Below, let's absorb headline numbers and focus on the salient details from the period. Note that all comparable numbers below refer to those of the prior-year quarter.
Nasdaq first-quarter results: The raw numbers
|Metric||Q2 2019||Q2 2018||Change|
|Revenue||$623 million||$615 million||1.3%|
|Net income attributable to Nasdaq||$174 million||$162 million||7.4%|
|Diluted earnings per share||$1.04||$0.97||7.2%|
What happened with Nasdaq this quarter?
- Market services revenue decreased by 4%, to $277 million, due to lower net revenue from cash equity trading and fixed income and commodities trading and clearing.

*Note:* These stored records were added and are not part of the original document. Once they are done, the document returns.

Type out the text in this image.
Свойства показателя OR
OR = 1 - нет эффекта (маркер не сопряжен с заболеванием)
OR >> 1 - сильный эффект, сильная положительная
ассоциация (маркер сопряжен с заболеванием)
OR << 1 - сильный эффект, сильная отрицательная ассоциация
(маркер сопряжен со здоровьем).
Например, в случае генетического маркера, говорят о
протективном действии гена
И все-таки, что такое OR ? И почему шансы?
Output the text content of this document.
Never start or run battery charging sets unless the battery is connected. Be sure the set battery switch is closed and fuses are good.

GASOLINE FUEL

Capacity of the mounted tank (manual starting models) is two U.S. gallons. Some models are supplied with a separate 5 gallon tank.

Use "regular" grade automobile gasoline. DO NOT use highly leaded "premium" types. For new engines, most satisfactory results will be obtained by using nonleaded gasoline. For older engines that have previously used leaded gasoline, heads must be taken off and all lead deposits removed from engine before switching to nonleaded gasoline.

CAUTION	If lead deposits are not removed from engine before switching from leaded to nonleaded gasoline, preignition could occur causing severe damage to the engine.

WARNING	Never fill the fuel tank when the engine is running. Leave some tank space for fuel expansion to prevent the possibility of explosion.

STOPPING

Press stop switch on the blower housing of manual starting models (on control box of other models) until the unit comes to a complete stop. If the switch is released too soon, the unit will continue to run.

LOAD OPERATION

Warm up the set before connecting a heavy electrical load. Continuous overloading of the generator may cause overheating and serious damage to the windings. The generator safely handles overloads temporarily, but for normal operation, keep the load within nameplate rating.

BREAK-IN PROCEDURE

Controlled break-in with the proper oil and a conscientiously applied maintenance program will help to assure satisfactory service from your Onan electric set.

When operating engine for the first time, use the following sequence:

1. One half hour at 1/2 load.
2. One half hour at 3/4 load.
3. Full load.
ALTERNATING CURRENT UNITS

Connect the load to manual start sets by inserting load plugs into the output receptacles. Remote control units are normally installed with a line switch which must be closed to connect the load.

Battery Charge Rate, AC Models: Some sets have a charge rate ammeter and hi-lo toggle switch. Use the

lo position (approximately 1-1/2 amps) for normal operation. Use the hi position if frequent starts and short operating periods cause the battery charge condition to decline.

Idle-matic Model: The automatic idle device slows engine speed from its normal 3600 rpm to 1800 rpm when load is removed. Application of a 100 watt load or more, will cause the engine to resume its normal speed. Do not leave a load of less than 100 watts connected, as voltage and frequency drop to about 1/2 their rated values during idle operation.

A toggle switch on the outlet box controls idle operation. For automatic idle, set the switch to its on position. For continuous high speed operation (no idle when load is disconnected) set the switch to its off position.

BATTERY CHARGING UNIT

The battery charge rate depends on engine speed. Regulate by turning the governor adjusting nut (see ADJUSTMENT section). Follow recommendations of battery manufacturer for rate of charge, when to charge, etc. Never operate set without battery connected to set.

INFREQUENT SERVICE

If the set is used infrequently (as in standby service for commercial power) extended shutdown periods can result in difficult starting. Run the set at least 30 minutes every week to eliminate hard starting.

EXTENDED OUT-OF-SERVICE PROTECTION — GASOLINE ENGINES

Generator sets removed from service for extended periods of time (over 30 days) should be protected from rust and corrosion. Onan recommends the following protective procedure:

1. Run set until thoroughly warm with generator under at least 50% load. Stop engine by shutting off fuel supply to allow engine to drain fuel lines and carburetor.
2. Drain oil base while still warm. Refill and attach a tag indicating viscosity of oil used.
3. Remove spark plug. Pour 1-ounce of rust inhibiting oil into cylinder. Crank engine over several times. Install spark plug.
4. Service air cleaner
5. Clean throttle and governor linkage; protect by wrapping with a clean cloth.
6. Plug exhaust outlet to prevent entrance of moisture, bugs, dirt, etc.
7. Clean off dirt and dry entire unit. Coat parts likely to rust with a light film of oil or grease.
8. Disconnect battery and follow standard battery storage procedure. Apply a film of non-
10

- Corporate services revenue rose 3%, to $123 million.
- The information services segment's top line improved by 11%, to $194 million. Index revenue climbed 10% on higher licensing from futures trading based on the Nasdaq 100 index, as well as rising assets under management (AUM) in exchange-traded products (ETPs) that are benchmarked to Nasdaq's various indexes. Investment data and analytics revenue jumped 44%, mostly due to a purchase-price adjustment from the company's acquisition of eVestment.
- Market technology revenues advanced by 20%, to $79 million, primarily from the company's January 2019 acquisition of financial technology-solutions provider Cinnober.
- Combining all segments, the company enjoyed 4% organic top-line growth and roughly 2% growth contributed from acquisitions. This was offset by a negative impact from divested businesses coupled with foreign currency headwinds, leading to the near-flat revenue performance.
- Operating margin fell 260 basis points, to 41.1%. After adjusting for the amortization of intangible assets and one-time charges related to debt extinguishment during the quarter, operating margin fell roughly 1 percentage point, to 48%.
- Nasdaq's quarterly initial public offering (IPO) win rate remained high, as it boasted 75% of all U.S. IPOs during the quarter.
- Overall AUM of ETPs benchmarked to proprietary Nasdaq indexes rose 9%, to $203 billion, as of June 30, 2019.
- Nasdaq began to track and disclose software-as-a-service (SaaS) metrics in its market-technology segment to more accurately reflect the business' composition and potential. In the second quarter, market technology's annualized recurring revenue (ARR) increased 16%, $247 million.
What management had to say
In Nasdaq's earnings press release, CEO Adena Friedman discussed specific success factors behind the quarter's mild revenue advance and high single-digit earnings improvement, pointing to core market trading and listing strength while alluding to the rising importance of the company's technology service offerings:
Our solid second quarter 2019 results serve as an encouraging data point as we execute against our strategy to maximize the ways we deliver to our customers both in our marketplace core, as well as through our expanding technology and analytics offering. In particular, in the second quarter, our foundational U.S. and Nordic equity marketplaces each delivered market share approaching multi-year highs, while 80% of U.S. issuers executing IPOs in the first half of 2019 selected Nasdaq as their listing venue. Meanwhile, our Market Technology, Information Services and Corporate Services segments continue delivering at or above their respective longer-term growth objectives.
Nasdaq doesn't issue forward earnings or revenue guidance but does provide investors with a total non-GAAP (adjusted) operating expense estimate for the full year. For the second time this year, Nasdaq tightened this anticipated total expenditure range. It now expects operating expenses of $1.295 billion-1.320 billion, versus a previous band of between $1.29 billion and $1.33 billion.
This might not be the last revision of the year, as Nasdaq has adjusted this number higher in the third quarter in past years. That's usually a positive sign, as stronger trading and technology service activity pulls expenses higher, in tandem with increased revenue.